Modeling flow through porous media with realistic physical constraints remains a longstanding challenge in subsurface engineering. Anisotropy in permeability, pressure-dependent viscosity, and non-negativity requirements on pressure fields introduce mathematical complexity and numerical instability, especially in mesh-free learning frameworks. This thesis presents a structure-preserving Physics-Informed Neural Network (PINN) formulation for simulating nonlinear Darcy flow in anisotropic porous domains governed by Barus-type viscosity laws.

To enforce discrete maximum principles (DMP) and ensure physically admissible pressure fields, two constraint strategies are developed. A hard enforcement mechanism is implemented via output transformations that restrict predictions to within prescribed bounds. In parallel, a soft enforcement strategy augments the loss function with penalization terms that discourage DMP violations. These approaches are systematically evaluated within both strong-form PINNs and variational PINNs, the latter based on Galerkin and Variational Multiscale (VMS) formulations.

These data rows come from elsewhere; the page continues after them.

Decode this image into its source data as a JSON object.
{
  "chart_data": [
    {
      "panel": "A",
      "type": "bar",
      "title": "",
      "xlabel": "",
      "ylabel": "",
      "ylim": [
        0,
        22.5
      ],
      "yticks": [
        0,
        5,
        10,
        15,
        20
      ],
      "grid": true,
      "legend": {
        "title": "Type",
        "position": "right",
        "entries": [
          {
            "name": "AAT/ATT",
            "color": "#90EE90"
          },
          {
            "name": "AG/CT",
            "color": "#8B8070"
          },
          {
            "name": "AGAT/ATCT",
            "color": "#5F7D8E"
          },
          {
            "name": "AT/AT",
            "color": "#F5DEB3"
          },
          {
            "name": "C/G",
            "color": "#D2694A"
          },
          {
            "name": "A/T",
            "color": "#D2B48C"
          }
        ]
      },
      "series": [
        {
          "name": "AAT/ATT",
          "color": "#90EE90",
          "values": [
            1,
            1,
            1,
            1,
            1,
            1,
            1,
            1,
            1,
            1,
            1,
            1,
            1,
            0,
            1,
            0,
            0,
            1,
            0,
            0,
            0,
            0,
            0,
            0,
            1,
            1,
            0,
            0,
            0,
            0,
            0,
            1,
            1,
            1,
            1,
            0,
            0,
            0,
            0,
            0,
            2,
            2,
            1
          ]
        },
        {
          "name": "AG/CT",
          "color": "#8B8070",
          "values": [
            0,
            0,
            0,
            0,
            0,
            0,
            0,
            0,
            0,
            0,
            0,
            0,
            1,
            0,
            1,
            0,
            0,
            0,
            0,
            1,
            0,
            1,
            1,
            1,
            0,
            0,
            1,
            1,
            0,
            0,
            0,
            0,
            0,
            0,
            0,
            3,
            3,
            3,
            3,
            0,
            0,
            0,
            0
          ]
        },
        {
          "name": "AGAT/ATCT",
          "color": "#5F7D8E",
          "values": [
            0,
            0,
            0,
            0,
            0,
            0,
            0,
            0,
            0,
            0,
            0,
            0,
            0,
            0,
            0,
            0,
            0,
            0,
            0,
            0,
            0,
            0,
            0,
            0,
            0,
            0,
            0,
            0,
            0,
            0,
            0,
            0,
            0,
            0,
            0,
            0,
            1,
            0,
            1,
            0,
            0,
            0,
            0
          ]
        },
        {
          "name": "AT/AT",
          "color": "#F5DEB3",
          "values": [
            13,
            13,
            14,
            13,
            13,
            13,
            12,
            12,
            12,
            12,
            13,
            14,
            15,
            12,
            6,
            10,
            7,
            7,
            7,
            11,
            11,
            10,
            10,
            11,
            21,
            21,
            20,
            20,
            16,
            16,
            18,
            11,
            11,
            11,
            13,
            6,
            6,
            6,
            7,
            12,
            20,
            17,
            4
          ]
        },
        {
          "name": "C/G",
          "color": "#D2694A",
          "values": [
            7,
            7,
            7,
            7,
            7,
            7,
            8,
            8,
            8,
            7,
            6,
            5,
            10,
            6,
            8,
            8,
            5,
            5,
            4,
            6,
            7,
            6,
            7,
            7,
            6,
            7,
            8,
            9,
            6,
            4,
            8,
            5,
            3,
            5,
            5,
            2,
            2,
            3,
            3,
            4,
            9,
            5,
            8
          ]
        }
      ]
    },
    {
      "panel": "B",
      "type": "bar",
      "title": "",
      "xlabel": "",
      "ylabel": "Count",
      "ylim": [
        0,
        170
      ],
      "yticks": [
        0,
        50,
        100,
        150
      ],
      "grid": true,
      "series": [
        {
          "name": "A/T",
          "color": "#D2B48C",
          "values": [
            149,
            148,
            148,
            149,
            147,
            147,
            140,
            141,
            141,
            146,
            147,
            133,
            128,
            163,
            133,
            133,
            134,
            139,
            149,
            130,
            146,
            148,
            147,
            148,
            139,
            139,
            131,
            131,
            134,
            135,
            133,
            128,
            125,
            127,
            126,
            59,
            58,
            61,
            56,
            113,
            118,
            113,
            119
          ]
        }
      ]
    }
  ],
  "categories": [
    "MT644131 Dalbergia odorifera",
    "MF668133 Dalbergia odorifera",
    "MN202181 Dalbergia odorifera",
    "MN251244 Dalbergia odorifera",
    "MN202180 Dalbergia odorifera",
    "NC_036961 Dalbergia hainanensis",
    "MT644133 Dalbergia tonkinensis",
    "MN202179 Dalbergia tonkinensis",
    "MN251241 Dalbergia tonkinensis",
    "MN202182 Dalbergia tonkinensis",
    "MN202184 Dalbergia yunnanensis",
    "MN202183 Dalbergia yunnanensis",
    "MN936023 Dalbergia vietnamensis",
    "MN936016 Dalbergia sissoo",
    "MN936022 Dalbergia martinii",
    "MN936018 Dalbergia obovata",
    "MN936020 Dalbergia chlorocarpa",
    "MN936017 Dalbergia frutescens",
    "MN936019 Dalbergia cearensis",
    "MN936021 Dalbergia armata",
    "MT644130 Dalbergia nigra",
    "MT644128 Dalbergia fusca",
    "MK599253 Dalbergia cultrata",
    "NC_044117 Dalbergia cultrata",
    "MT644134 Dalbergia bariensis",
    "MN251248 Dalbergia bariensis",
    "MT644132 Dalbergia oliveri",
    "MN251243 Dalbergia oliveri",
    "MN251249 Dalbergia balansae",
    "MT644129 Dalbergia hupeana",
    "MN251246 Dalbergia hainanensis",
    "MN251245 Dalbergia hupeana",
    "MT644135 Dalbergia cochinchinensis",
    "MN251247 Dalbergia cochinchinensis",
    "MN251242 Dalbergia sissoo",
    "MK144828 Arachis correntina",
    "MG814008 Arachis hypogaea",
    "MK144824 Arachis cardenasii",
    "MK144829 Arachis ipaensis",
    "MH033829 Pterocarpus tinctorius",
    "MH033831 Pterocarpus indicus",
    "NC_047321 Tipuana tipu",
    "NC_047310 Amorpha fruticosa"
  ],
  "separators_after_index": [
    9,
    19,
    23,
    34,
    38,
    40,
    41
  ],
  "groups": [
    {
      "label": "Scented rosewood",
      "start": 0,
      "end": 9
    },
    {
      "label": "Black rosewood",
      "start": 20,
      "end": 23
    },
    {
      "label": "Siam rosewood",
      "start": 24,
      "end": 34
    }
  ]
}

A series of numerical studies demonstrates the performance of the proposed methods across several settings. A one-dimensional benchmark using manufactured solutions validates convergence. In a square reservoir with a central borehole, the effect of permeability anisotropy is analyzed by sweeping the directional contrast ratio. It is observed that hard constraints are essential to maintain DMP adherence under strong anisotropy. In a separate case involving localized central forcing, the impact of nonlinear viscosity is assessed by varying the Barus coefficient. Increasing nonlinearity results in larger DMP violations unless physically motivated constraints are imposed. Sensitivity studies also reveal the influence of boundary condition density, penalty weights, and network depth on stability and accuracy.

The results indicate that while both soft and hard constraints improve physical fidelity, hard enforcement consistently outperforms in preserving maximum principles. Among all tested configurations, the VMS PINN with hard constraints yields the most robust performance, maintaining zero violations across anisotropy sweeps and producing stable velocity and pressure fields.

All models are implemented using the DeepXDE library and use physically meaningful parameter ranges relevant to oil recovery and geologic carbon storage. This work demonstrates that constraint-aware PINNs can serve as scalable, reliable solvers for complex porous media problems without sacrificing physical realism.